Configuring qt_respeaker_app
The qt_respeaker_app
is already installed in the ~/catkin_ws
folder on QTRP. There is a config file qt_respeaker_app.yaml
in the app folder which can be used to configure the Respeaker microphone especially with tuning parameters. Here are some of the default tuning parameters:
qt_respeaker_app:
suppress_pyaudio_error: true
update_rate: 10.0
tuning:
AGCGAIN: 50.0
AGCONOFF: 0
CNIONOFF: 0
GAMMA_NS_SR: 1.8
MIN_NS_SR: 0.01
STATNOISEONOFF_SR: 1
For most of the cases the default parameters should just work fine for you. However, you may need to adjust some of these values such as AGCGAIN
to have loader (more gain) in streamed audio or MIN_NS_SR
and GAMMA_NS_SR
to better eliminate background noises such as QTrobot internal fan's noise.
Recording raw audio data
The qt_respeaker_app
streams each microphone channel's data in seperate topics: /qt_respeaker_app/channel0 - 5
. To record any or multiple of these channels, you can simply subscribes to the correspondig channels from QTPC (or any other computer in ROS network) and store the audio data in a WAV file or other audio formats. You can take a looke at audio_record.py examples to see how to record /qt_respeaker_app/channel0
in a .wav
file. Here is also a simple code snippet:
import wave
from audio_common_msgs.msg import AudioData
def channel_callback(msg, wf):
wf.writeframes(msg.data)
wf = wave.open("audio.wav", 'wb')
wf.setnchannels(1)
wf.setsampwidth(2)
wf.setframerate(16000)
rospy.Subscriber('/qt_respeaker_app/channel0', AudioData, channel_callback, wf)
...
wf.close()
The above code snippet records processed audio for ASR from channel 0 and save it in audio.wav
file. You can later process or listen to it.
By default some tuning parameters for noise reduction and automatic gain level are set in config/qt_respeaker_app.yaml
. If, for example, you need to record audio with different gain level, you can simply change the AGCGAIN: 100.0
and reluach the qt_respeaker_app
.
Microphone tuning tool
We have developed respeaker_mic_tuning graphical tools based on ReSpeaker USB 4 Mic Array tuning software to easier find and tune the Respeaker microphone parameters. Using the gui, you can tune the parameters at runtime and find the one that value which best fits your scenario such as different audio gain level or different background noise elimination.
The tool is available in QTRP under ~/robot/code/software/tools/
folder. To run it:
- Open a terminal on QTPC (with display attached to the robot)
- SSH to QTRP using
-X
paramter:ssh -X qtrp
- switch to the
~/robot/code/software/tools/respeaker_mic_tunning
folder - run the tuning tool:
python3 ./tunning_gui.py
What can I tune?
You can find the best value and tune each Respeaker parameter depending on your need. You may need to learn and got some knowledge of audio signal processing to understand all these parameters.

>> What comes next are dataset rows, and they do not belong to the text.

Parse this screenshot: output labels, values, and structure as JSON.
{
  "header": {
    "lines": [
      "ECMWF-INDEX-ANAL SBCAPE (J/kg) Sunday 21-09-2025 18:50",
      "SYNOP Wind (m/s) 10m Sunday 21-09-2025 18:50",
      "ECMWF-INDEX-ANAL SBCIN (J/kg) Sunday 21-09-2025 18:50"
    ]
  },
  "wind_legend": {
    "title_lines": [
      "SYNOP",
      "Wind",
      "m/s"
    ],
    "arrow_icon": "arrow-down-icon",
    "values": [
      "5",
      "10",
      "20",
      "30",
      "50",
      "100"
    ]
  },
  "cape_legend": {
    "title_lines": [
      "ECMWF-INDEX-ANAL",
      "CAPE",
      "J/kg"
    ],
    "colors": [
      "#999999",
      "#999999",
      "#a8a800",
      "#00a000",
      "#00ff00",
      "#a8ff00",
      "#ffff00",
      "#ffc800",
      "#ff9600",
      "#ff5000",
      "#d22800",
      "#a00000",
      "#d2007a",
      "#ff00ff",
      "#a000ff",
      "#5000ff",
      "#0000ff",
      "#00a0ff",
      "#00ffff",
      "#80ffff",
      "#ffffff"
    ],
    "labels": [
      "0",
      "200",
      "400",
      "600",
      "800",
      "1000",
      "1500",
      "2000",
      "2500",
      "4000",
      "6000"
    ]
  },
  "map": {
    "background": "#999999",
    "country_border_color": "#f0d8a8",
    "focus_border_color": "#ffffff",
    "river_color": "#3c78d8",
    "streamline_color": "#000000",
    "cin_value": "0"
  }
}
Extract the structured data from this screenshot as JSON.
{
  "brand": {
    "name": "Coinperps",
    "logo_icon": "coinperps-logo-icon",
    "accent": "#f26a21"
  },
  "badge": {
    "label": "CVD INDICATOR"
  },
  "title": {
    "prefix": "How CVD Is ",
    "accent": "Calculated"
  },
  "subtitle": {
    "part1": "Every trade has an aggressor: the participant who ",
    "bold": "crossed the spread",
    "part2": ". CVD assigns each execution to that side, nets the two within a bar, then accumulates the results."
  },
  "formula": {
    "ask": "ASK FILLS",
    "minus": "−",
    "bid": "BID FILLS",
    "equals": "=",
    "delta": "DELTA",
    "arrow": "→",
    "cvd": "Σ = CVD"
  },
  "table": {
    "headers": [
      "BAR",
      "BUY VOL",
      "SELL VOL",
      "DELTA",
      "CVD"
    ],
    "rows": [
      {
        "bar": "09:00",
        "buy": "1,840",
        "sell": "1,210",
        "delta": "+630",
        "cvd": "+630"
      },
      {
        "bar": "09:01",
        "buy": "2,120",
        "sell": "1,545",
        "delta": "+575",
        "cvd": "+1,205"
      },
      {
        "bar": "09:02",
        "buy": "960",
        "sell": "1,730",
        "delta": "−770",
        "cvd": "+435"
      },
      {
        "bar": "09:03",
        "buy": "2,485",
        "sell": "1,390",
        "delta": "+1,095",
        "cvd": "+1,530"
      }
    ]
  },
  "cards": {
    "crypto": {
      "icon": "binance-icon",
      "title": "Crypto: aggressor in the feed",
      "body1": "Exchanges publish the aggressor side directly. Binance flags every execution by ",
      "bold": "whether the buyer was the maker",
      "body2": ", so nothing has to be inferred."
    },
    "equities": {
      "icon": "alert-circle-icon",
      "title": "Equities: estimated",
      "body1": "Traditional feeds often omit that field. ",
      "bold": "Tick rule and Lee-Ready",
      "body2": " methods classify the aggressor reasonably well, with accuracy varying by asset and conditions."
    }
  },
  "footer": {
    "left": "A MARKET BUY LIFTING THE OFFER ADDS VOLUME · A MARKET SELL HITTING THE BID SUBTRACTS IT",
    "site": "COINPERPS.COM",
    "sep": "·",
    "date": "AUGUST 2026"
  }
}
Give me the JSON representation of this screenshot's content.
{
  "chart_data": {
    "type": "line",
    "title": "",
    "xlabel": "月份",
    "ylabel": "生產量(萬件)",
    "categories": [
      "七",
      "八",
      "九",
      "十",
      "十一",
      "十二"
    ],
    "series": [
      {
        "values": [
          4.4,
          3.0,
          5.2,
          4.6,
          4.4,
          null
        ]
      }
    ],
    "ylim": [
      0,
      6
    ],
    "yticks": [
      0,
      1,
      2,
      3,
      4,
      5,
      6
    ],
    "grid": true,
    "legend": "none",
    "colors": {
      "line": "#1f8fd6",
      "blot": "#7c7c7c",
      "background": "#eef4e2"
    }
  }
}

However, in most cases you simply need to adjust the following paramters of the Respeaker microphone:
AGCONOFF
: to turn of or on automatic gain control. When it is 'OFF', the audio will be captured with a constant gain set byAGCGAIN
.AGCGAIN
: the sudio signal gain value. Higher value will results loader (higher volume) audio streamed signal.GAMMA_NS_SR
andMIN_NS_SR
: these two values together specify how much background noise should be eleminated. these values already set up in QTrobot to supress and eliminate the background noise from internal fan. You can adjust these values to have more clear audio signal.
What can I do with the tunned values?
The respeaker_mic_tuning
temporary adjusts the paramters of Respeaker microphone. However, values of these paramters will be reseted after rebooting the robot.

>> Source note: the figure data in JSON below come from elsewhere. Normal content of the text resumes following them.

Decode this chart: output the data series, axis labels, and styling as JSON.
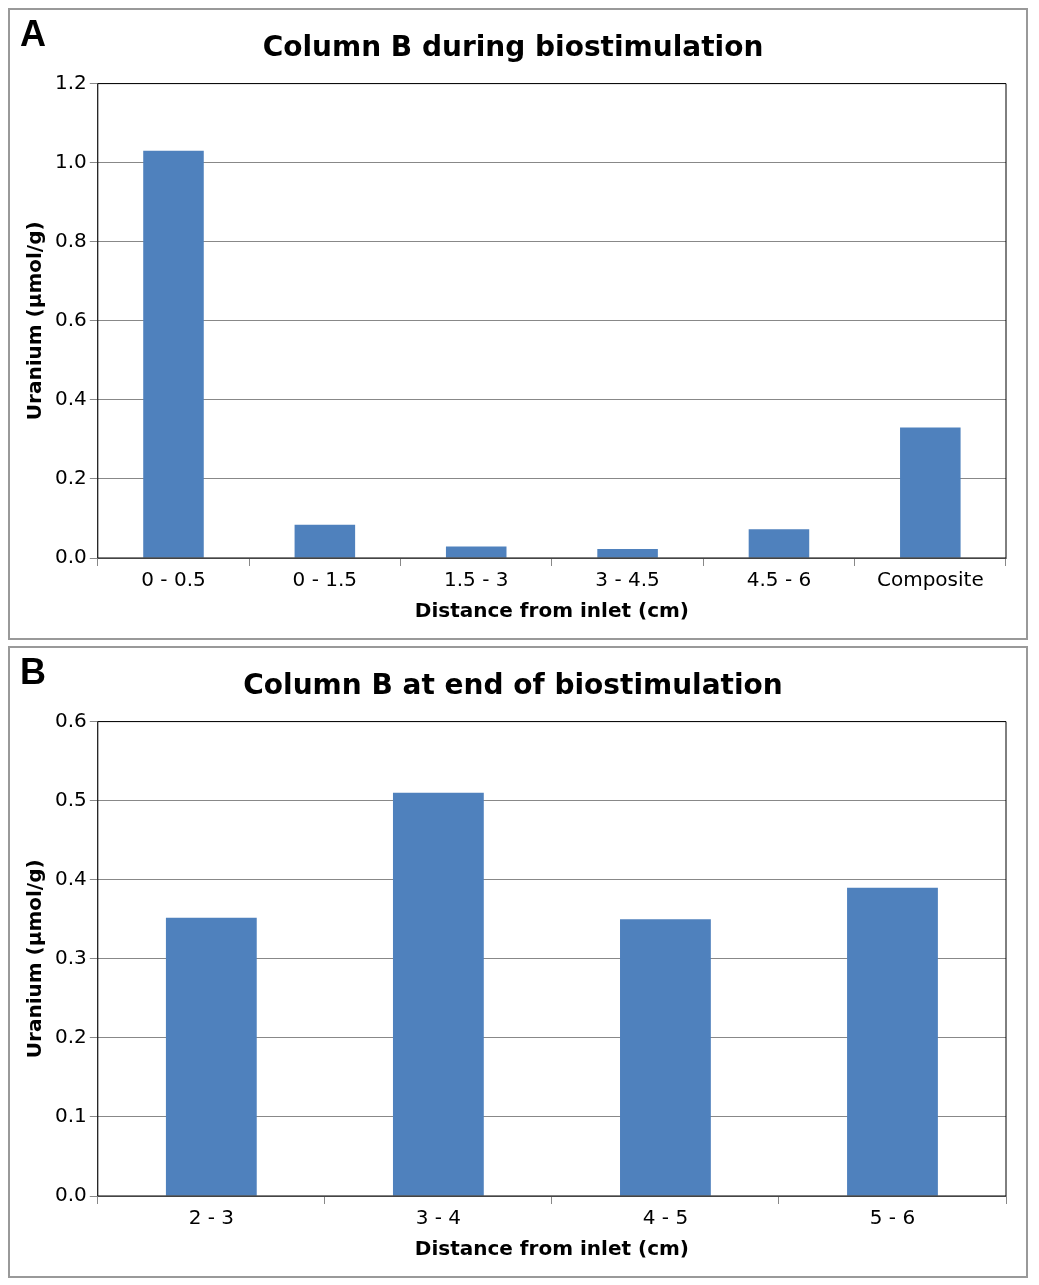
{
  "chart_data": [
    {
      "type": "bar",
      "title": "Column B during biostimulation",
      "xlabel": "Distance from inlet (cm)",
      "ylabel": "Uranium (µmol/g)",
      "annotations": [
        "A"
      ],
      "categories": [
        "0 - 0.5",
        "0 - 1.5",
        "1.5 - 3",
        "3 - 4.5",
        "4.5 - 6",
        "Composite"
      ],
      "values": [
        1.03,
        0.084,
        0.029,
        0.023,
        0.073,
        0.33
      ],
      "color": "#4f81bd",
      "ylim": [
        0,
        1.2
      ],
      "yticks": [
        {
          "value": 0,
          "label": "0.0"
        },
        {
          "value": 0.2,
          "label": "0.2"
        },
        {
          "value": 0.4,
          "label": "0.4"
        },
        {
          "value": 0.6,
          "label": "0.6"
        },
        {
          "value": 0.8,
          "label": "0.8"
        },
        {
          "value": 1,
          "label": "1.0"
        },
        {
          "value": 1.2,
          "label": "1.2"
        }
      ],
      "grid": "y",
      "legend": false
    },
    {
      "type": "bar",
      "title": "Column B at end of biostimulation",
      "xlabel": "Distance from inlet (cm)",
      "ylabel": "Uranium (µmol/g)",
      "annotations": [
        "B"
      ],
      "categories": [
        "2 - 3",
        "3 - 4",
        "4 - 5",
        "5 - 6"
      ],
      "values": [
        0.352,
        0.51,
        0.35,
        0.39
      ],
      "color": "#4f81bd",
      "ylim": [
        0,
        0.6
      ],
      "yticks": [
        {
          "value": 0,
          "label": "0.0"
        },
        {
          "value": 0.1,
          "label": "0.1"
        },
        {
          "value": 0.2,
          "label": "0.2"
        },
        {
          "value": 0.3,
          "label": "0.3"
        },
        {
          "value": 0.4,
          "label": "0.4"
        },
        {
          "value": 0.5,
          "label": "0.5"
        },
        {
          "value": 0.6,
          "label": "0.6"
        }
      ],
      "grid": "y",
      "legend": false
    }
  ]
}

therefore, when you find the currect values which fits your application scenario, you can use those values to confgiure the corresponding QTrobot interfaces.
For example, by setting them in qt_respeaker_app.yaml
for qt_respeaker_app
or use them to configure within your own code. here is simple code snippet to set Respeaker's paramters via a Python code:
import usb.core
from tuning import Tuning
mic = usb.core.find(idVendor=0x2886, idProduct=0x0018)
dev = Tuning(mic)
dev.write("AGCONOFF", 0)
dev.write("AGCGAIN", 100.0)
...
You can take a look at our qt_vosk_app_node.py as a reference code.